The reader buried her head in the book and sobbed in exasperation, "I don't know!"
***
I wish I could tell you whether or not I liked If On a Winter's Night A Traveler.
At first it wasn't bad. I was on board with the whole idea that the main character, The Reader, started reading a book, but found that it was missing all but its first chapter because of a binding error. I was OK with the archaic descriptions of tearing apart the pages of the folios of a new book. I have never done this ever, and none of my parents' books -- many of which predated the publish date of If On A Winter's Night A Traveler (IOAWNAT) -- seemed to have had their pages physically ripped apart, but maybe in Italy in 1978 books were still sold with their folios uncut.
And it didn't even irritate me at first that even though the book addressed the actual reader -- i.e. me -- in the second person as if it was telling my story, the main character was a sexist heterosexual male. I mean it's not as if Italo Calvino is unique in portraying women as secondary, undeveloped characters in the stories of men. He wrote the book in 1978, a year when everyone thought it was OK that Tony and his pals weren't arrested for rape and attempted rape, so what can you expect, really?

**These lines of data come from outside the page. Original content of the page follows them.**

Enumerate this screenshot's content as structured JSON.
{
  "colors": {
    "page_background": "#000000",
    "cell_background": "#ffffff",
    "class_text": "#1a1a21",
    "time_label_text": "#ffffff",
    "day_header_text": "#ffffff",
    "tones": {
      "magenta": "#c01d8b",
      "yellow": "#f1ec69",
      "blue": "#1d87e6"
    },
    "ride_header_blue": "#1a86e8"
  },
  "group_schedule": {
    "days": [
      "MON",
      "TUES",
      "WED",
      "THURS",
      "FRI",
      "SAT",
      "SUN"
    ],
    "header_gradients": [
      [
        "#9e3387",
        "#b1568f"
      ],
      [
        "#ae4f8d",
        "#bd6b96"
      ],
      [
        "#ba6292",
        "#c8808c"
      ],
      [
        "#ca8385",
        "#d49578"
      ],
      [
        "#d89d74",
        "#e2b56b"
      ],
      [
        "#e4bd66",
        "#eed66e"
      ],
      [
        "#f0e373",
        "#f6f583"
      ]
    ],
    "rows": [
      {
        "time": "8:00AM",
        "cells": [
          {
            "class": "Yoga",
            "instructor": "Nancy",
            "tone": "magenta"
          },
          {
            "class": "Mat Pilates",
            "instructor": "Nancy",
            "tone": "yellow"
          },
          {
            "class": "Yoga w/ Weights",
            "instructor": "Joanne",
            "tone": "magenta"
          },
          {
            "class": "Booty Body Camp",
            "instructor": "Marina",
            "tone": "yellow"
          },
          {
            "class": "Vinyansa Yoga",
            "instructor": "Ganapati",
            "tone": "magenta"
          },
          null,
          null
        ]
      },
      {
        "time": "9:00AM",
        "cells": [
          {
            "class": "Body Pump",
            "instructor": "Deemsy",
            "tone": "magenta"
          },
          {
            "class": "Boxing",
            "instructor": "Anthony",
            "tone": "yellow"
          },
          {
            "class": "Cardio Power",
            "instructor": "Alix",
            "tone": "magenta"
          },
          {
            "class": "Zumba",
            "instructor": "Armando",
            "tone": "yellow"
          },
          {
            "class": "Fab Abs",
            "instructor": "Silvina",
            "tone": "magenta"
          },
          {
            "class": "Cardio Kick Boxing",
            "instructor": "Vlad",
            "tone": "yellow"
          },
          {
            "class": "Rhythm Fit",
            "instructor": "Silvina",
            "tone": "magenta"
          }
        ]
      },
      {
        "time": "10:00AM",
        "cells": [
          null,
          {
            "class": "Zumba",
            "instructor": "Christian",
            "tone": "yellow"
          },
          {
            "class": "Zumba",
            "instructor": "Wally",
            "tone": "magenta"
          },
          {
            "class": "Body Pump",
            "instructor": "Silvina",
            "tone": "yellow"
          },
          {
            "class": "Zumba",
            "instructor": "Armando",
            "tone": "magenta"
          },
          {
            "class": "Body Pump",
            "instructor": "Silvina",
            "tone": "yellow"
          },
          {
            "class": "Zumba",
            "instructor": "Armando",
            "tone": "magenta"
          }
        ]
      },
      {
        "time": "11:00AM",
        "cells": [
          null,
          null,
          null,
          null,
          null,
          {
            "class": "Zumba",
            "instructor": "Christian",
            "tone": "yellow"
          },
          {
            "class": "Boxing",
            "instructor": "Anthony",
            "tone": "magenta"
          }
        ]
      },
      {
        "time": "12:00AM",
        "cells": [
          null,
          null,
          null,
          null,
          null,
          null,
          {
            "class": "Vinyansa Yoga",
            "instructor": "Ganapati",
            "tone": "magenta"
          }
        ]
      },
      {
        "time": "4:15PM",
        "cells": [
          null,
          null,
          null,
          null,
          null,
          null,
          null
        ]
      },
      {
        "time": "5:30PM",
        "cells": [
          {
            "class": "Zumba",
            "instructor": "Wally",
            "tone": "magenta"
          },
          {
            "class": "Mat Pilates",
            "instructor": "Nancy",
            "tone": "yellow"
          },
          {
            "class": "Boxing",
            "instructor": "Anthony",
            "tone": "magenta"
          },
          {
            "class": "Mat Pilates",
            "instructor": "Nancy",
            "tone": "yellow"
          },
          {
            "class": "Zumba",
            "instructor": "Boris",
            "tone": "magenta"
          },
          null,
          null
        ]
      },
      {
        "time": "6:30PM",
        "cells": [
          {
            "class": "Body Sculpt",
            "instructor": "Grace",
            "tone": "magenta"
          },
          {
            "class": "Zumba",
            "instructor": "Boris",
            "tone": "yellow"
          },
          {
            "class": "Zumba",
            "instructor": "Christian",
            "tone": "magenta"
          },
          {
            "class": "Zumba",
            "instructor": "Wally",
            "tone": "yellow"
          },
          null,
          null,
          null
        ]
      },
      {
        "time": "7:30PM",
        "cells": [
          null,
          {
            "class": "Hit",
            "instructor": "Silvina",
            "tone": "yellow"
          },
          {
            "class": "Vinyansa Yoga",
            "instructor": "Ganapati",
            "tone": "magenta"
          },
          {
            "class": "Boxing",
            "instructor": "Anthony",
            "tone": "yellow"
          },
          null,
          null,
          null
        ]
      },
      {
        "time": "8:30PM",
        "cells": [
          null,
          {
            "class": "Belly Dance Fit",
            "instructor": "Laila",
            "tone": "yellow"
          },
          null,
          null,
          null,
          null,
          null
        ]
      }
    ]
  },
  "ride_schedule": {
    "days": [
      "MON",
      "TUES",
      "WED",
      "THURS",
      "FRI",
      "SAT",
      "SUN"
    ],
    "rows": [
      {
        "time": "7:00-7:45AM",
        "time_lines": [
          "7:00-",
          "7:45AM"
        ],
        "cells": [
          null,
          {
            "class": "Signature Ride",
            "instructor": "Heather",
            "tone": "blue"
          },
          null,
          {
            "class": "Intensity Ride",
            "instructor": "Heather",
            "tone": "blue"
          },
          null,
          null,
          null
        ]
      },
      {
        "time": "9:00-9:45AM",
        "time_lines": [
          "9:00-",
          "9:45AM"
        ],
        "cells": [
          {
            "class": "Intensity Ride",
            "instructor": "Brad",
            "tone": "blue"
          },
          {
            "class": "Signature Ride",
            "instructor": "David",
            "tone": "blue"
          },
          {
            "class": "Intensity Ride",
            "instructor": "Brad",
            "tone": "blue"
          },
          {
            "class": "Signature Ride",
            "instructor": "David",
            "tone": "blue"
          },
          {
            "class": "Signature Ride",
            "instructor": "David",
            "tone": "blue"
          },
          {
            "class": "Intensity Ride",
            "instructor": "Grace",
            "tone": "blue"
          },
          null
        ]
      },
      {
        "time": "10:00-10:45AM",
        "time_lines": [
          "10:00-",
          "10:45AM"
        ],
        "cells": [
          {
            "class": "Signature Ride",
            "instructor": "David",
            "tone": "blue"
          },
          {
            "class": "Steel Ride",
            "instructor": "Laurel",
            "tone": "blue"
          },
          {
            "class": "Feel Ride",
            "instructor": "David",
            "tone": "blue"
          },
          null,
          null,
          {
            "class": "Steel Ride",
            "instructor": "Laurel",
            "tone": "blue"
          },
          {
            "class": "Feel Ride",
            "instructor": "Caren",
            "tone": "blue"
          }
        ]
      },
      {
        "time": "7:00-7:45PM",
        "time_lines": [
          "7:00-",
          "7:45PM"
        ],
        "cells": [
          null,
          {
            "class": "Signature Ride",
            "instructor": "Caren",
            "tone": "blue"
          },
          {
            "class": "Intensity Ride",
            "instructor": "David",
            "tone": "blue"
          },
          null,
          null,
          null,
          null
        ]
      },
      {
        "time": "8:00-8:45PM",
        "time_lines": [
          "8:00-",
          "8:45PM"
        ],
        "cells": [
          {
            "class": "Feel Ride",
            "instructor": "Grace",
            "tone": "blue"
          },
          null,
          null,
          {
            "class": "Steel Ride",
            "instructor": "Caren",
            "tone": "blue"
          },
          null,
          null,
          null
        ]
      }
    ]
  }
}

The entire book is the story of The Reader and his attempt to find the rest of the book he's started reading. Each time he thinks he has the rest of the book, it turns out to be the rest of another book. So he basically keeps reading bits and pieces of different books, never actually finishing any of them.
He's accompanied on his odyssey to get the rest of the book -- any of the books, really -- by Ludmilla. The Reader meets Ludmilla when they both go to the same bookstore to get the rest of the original book they were reading -- which is If On A Winter's Night A Traveler. They decide to read the book together.
At first Ludmilla keeps him at arm's length for reasons he can't glean. For some reason The Reader doesn't realize that he's a creepy guy at a bookstore who just asked her for her number. But hey, it was OK to harass women for their phone numbers in 1978. So we'll let that go.
Eventually, though, Ludmilla starts introducing The Reader to all kinds of scholars and whatnot to get to the bottom of all these books they're reading. It's like a real-life version of going down a Wikipedia rabbit hole: you start at the list of Twilight characters and keep clicking on the links until you end up reading about fricative consonants.
I stopped reading around the time when it turns out Ludmilla is the Sultana that some author or agent or something wrote about in his letters about some manuscript, a manuscript Ludmilla may or may not have a copy of.
Now, just so you understand -- whomever you are -- I didn't stop reading the book because it was too confusing. I was able to follow just fine, thank you. I didn't mind the ride.
What pissed me off was that I wasn't sure if I did or did not like the book!
The problem was that each book excerpt was supposed to be a random passage from a book, but each random passage contained too much backstory to be a random passage. Each passage was like a book written by someone with a love for Exposition Fairies. It became tiresome after a bit.
So I was OK with the attempts by Ludmilla and The Reader to find the books, but I really didn't like reading the books these guys found. They were really crappy books.
On top of it all, each book excerpt was written in almost the same post-moderny baroque style as the rest of the book. Maybe I should blame that on the translator?
So yeah, I can't tell you whether or not I liked On A Winter's Night ATraveler because I liked the story, but not its stories. It was like existential angst in book form, but not in a good way.